First, as is well recognised, generative AI has a tendency to hallucinate. Users know this, and can recognise when a generative AI has hallucinated in a domain in which they (the user) have specific knowledge. If students, who are supposed to be developing their own knowledge, are being asked to use or work with generative AI in their assessment, at what point will those students develop their own knowledge that they can use to recognise when the generative AI tool that they are working with is hallucinating?
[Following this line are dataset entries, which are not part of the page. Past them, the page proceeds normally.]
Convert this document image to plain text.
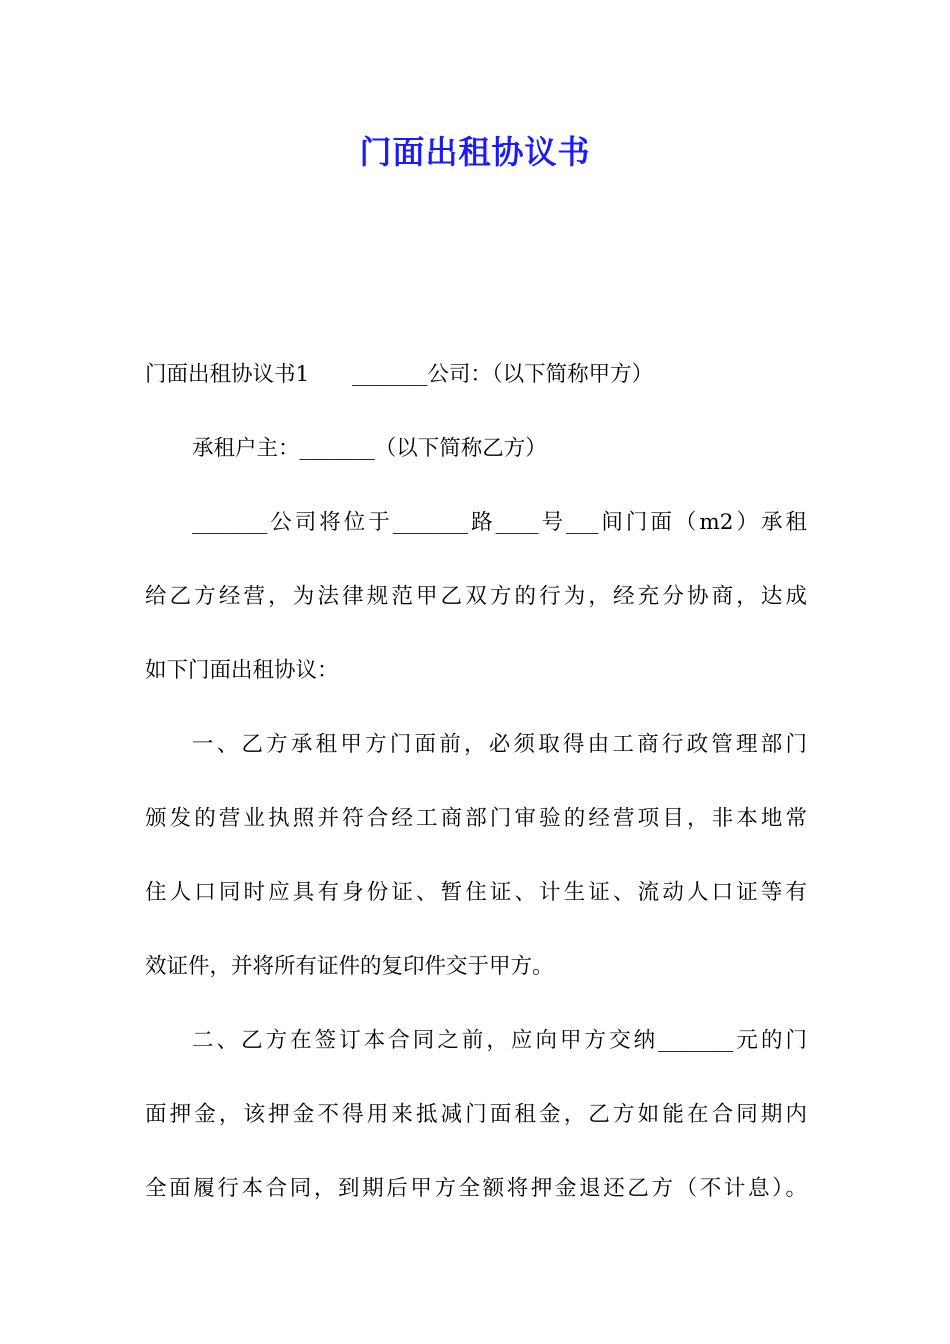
门面出租协议书
门面出租协议书1　　_______公司：（以下简称甲方）
承租户主：_______（以下简称乙方）
_______公司将位于_______路____号___间门面（m2）承租
给乙方经营，为法律规范甲乙双方的行为，经充分协商，达成
如下门面出租协议：
一、乙方承租甲方门面前，必须取得由工商行政管理部门
颁发的营业执照并符合经工商部门审验的经营项目，非本地常
住人口同时应具有身份证、暂住证、计生证、流动人口证等有
效证件，并将所有证件的复印件交于甲方。
二、乙方在签订本合同之前，应向甲方交纳_______元的门
面押金，该押金不得用来抵减门面租金，乙方如能在合同期内
全面履行本合同，到期后甲方全额将押金退还乙方（不计息）。
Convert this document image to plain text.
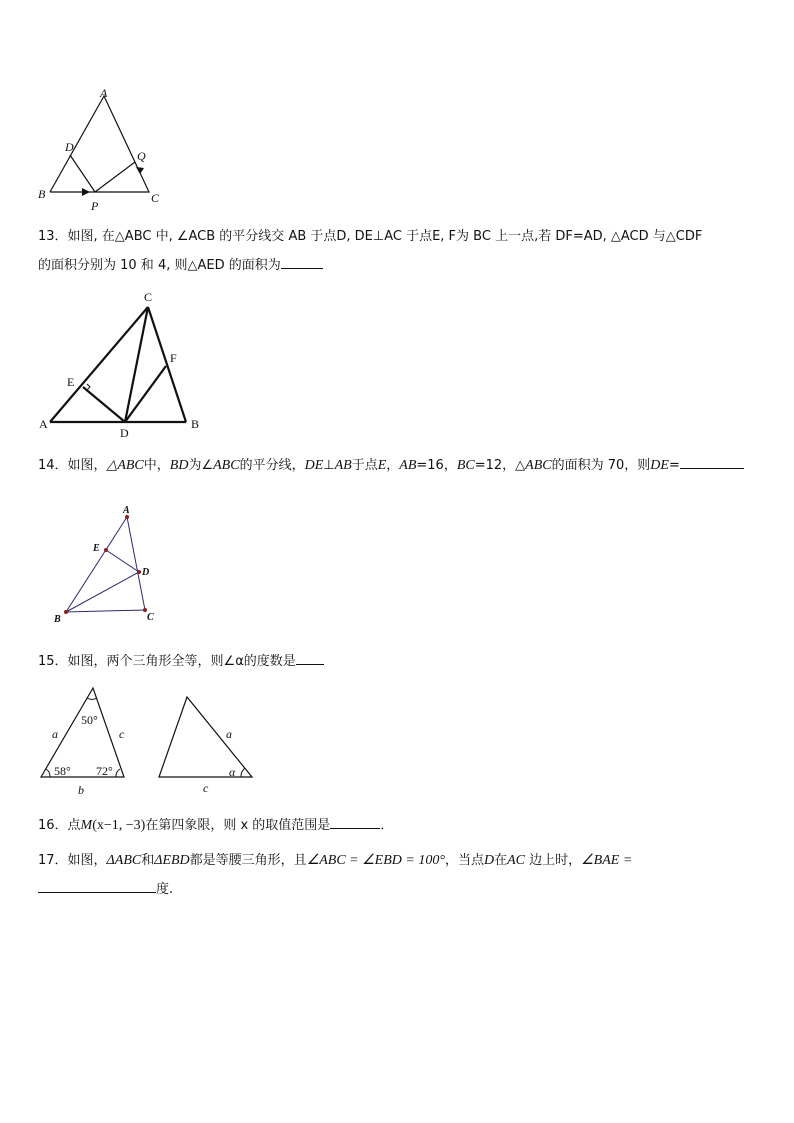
A
D
Q
B
P
C
13．如图, 在△ABC 中, ∠ACB 的平分线交 AB 于点D, DE⊥AC 于点E, F为 BC 上一点,若 DF=AD, △ACD 与△CDF
的面积分别为 10 和 4, 则△AED 的面积为
C
F
E
A
D
B
14．如图，△ABC中，BD为∠ABC的平分线，DE⊥AB于点E，AB=16，BC=12，△ABC的面积为 70，则DE=
A
E
D
B	C
15．如图，两个三角形全等，则∠α的度数是
50°
a	c
58° 72°
b
a
α
c
16．点M(x−1, −3)在第四象限，则 x 的取值范围是	．
17．如图，ΔABC和ΔEBD都是等腰三角形，且∠ABC = ∠EBD = 100°，当点D在AC 边上时，∠BAE =
度.
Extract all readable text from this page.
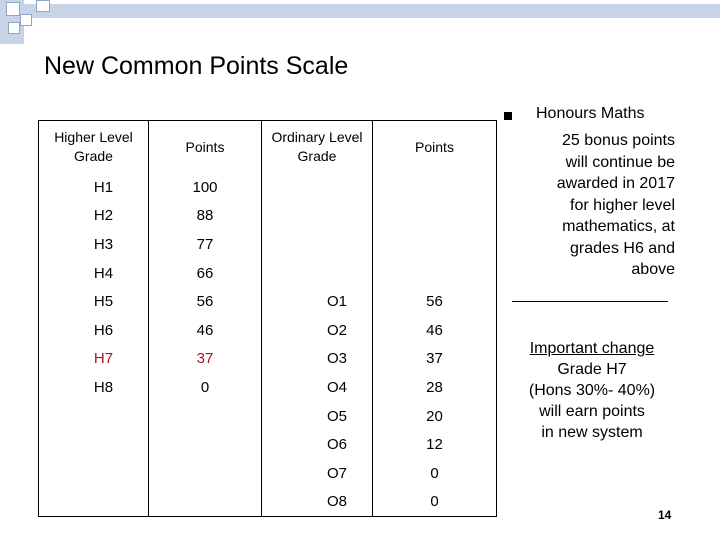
New Common Points Scale
Higher Level Grade	Points	Ordinary Level Grade	Points
H1	100		
H2	88		
H3	77		
H4	66		
H5	56	O1	56
H6	46	O2	46
H7	37	O3	37
H8	0	O4	28
		O5	20
		O6	12
		O7	0
		O8	0
Honours Maths
25 bonus points
will continue be
awarded in 2017
for higher level
mathematics, at
grades H6 and
above
Important change
Grade H7
(Hons 30%- 40%)
will earn points
in new system
14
Critical thinking is an important skill for students to develop, but criticality in relation to generative AI use often requires the application of domain-specific knowledge. So, at the least, I wouldn't like to see students encouraged to work with generative AI until they have a lot of the basics (skills that are low on Bloom's taxonomy) nailed first. Let generative AI help them with analysis, synthesis, or evaluation, while the student's own skills in knowledge, comprehension, and application allow them to identify generative AI hallucinations.

Second, the specific implementations of assessments that involve students working with generative AI are not often well thought through. One common example I have seen is to give students a passage of text that was written by AI in response to some prompt, and ask students to critique the AI response. I wonder, in that case, what stops the students from simply asking a different generative AI model to critique the first model's passage of text?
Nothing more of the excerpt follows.